Świat

Trump wprowadza wizową opłatę 100 tys. dol. – chaos w firmach!

2025-09-21

Autor: Tomasz

Nowe rozporządzenie wywołuje panikę

Niespodziewane i kontrowersyjne postanowienie administracji Trumpa wprowadziło nową, astronomiczną opłatę w wysokości 100 tys. dolarów za wizę. Niejasności dotyczące tego, czy opłata ta ma dotyczyć tylko nowych wniosków, czy również przedłużeń oraz osób posiadających już ważne wizy, spotkały się z oburzeniem w wielu kręgach.

Firmy na huśtawce decyzji

W rezultacie tego ruchu, kolejne przedsiębiorstwa zaczęły nerwowo planować podróże ratunkowe. Pracownicy, managerowie oraz zagraniczne rządy starają się szybko zareagować na decyzje Waszyngtonu w kontekście imigracji.

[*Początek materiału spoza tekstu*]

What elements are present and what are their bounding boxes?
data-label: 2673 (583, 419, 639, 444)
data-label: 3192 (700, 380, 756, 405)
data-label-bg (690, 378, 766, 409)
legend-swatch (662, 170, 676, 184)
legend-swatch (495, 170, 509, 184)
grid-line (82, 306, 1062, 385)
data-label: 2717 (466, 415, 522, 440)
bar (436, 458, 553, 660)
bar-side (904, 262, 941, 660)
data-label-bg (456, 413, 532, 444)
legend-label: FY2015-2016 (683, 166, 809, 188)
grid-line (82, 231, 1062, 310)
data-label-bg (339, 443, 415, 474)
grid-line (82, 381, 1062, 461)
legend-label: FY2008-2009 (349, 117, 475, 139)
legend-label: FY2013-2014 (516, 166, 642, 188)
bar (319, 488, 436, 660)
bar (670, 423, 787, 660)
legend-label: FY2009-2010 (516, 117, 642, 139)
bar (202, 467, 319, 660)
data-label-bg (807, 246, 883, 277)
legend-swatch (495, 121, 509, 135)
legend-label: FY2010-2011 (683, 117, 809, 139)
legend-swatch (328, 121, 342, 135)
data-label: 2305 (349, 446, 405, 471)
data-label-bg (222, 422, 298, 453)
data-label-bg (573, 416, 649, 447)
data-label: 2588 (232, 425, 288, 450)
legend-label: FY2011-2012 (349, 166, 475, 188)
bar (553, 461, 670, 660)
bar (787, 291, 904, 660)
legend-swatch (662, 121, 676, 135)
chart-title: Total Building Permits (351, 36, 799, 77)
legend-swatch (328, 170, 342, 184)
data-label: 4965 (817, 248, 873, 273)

Krytyka i wsparcie dla wiz H-1B

Krytycy podnoszą głosy, że wizy H-1B zaduszają amerykański rynek pracy, natomiast zwolennicy, wśród których znajduje się miliarder Elon Musk, wskazują, że umożliwiają one USA przyciąganie najlepszych talentów z całego świata.

Kiedy wchodzi w życie?

Nowe przepisy mają wejść w życie 21 września. Administracja ostatecznie zapewniła, że opłata dotyczy tylko nowych wniosków, lecz tajemnice pozostają. Sekretarz handlu USA, Howard Lutnick, wyjaśnił, że firmy będą musiały płacić tę samą sumę za każdego wnioskodawcę przez sześć lat.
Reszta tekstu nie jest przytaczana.